Of course appropriate outcome measures will need to be agreed and in line with Commonwealth reporting requirements, but there is nothing to stop Tasmania leading the way in this area and really focusing on getting the best patient outcomes we can and hopefully reducing demand on our acute health services as a result.

If the focus is on good patient outcomes that do not see them re-entering the acute health service because of a problem not fixed in the first place, we will have achieved a great deal.  Without that focus, it can be lost in the financial aspects.  I will speak more on this in the Committee stage. 

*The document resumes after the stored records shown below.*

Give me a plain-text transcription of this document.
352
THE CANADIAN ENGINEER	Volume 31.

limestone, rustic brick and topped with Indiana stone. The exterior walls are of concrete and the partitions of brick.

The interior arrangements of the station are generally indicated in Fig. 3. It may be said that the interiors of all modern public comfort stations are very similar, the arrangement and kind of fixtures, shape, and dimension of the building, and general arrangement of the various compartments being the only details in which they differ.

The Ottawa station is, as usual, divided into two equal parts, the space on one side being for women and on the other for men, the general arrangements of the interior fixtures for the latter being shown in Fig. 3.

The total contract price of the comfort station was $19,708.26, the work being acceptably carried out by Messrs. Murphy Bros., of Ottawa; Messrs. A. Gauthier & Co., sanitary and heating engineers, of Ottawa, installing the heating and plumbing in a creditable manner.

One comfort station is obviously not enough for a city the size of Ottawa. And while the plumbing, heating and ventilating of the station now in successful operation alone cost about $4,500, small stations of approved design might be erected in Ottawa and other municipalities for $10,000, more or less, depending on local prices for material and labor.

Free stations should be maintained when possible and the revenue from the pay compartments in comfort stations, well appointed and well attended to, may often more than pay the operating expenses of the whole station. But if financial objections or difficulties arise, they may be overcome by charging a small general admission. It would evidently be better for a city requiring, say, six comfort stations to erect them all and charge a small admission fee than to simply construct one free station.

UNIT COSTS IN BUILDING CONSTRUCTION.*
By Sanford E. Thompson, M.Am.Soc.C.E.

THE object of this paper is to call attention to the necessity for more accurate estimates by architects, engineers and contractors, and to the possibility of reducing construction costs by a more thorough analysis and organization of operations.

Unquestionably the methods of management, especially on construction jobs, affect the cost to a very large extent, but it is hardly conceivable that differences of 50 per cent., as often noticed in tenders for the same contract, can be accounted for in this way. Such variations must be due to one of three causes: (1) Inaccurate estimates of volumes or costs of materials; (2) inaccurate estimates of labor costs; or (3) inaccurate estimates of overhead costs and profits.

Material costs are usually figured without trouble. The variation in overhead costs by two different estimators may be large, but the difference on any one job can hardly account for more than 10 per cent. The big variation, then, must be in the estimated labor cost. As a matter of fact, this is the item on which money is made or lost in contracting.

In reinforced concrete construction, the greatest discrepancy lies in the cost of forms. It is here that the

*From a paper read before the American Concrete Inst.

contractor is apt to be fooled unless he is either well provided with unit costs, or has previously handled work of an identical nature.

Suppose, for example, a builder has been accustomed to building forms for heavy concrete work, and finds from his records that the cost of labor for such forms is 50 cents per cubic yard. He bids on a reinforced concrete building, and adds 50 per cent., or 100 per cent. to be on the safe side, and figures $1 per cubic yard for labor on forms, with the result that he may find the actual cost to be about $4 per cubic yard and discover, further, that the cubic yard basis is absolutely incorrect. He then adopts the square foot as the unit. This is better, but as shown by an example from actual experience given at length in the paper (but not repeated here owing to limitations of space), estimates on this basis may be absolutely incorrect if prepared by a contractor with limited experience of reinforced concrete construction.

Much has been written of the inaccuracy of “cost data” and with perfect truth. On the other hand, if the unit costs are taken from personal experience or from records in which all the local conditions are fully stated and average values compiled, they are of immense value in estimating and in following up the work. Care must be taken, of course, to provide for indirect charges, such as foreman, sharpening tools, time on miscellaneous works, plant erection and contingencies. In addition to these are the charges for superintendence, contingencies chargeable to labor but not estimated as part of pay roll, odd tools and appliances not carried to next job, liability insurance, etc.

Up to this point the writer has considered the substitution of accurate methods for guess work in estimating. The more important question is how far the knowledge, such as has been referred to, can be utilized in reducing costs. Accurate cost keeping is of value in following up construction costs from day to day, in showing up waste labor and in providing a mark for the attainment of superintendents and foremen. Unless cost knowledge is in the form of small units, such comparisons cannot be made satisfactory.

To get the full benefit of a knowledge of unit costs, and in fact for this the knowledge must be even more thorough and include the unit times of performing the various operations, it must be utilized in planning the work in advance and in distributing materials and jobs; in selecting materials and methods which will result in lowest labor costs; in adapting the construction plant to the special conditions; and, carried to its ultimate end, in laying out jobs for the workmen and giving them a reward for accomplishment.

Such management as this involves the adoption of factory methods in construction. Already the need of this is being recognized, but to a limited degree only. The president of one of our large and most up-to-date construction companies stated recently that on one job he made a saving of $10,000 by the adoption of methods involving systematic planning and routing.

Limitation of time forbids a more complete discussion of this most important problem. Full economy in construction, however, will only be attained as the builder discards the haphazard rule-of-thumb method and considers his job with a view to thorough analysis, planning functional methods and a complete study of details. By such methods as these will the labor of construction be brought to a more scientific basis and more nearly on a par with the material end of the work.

I support the principle of this bill and hope it can bring clarity and certainty to those delivering our acute health services.  I thank them for their work.  I have been in the system for a very long time and know how hard our nurses, medical practitioners and doctors work within the system.  When you are worn out from working many shifts and receive a call asking whether you can come in, sometimes you think, 'No, I am too tired', but you go in because you know what it is like to be there and not have someone come and help you.  The issue of overtime and those sort of things can be explored at a later time, but nurses and doctors have their patients' health and welfare outcomes foremost in their minds with all the care they provide.  The last thing I want is to see someone not receive the care they should because of lack of resources, either human or other, so I thank them and acknowledge the hard work they do.

We must remain focused on adequately funding and staffing our health facilities and keeping patients at the centre of all our decision-making.  This includes focusing on outcomes-based performance, rather than output-focused performance, and not just financial performance.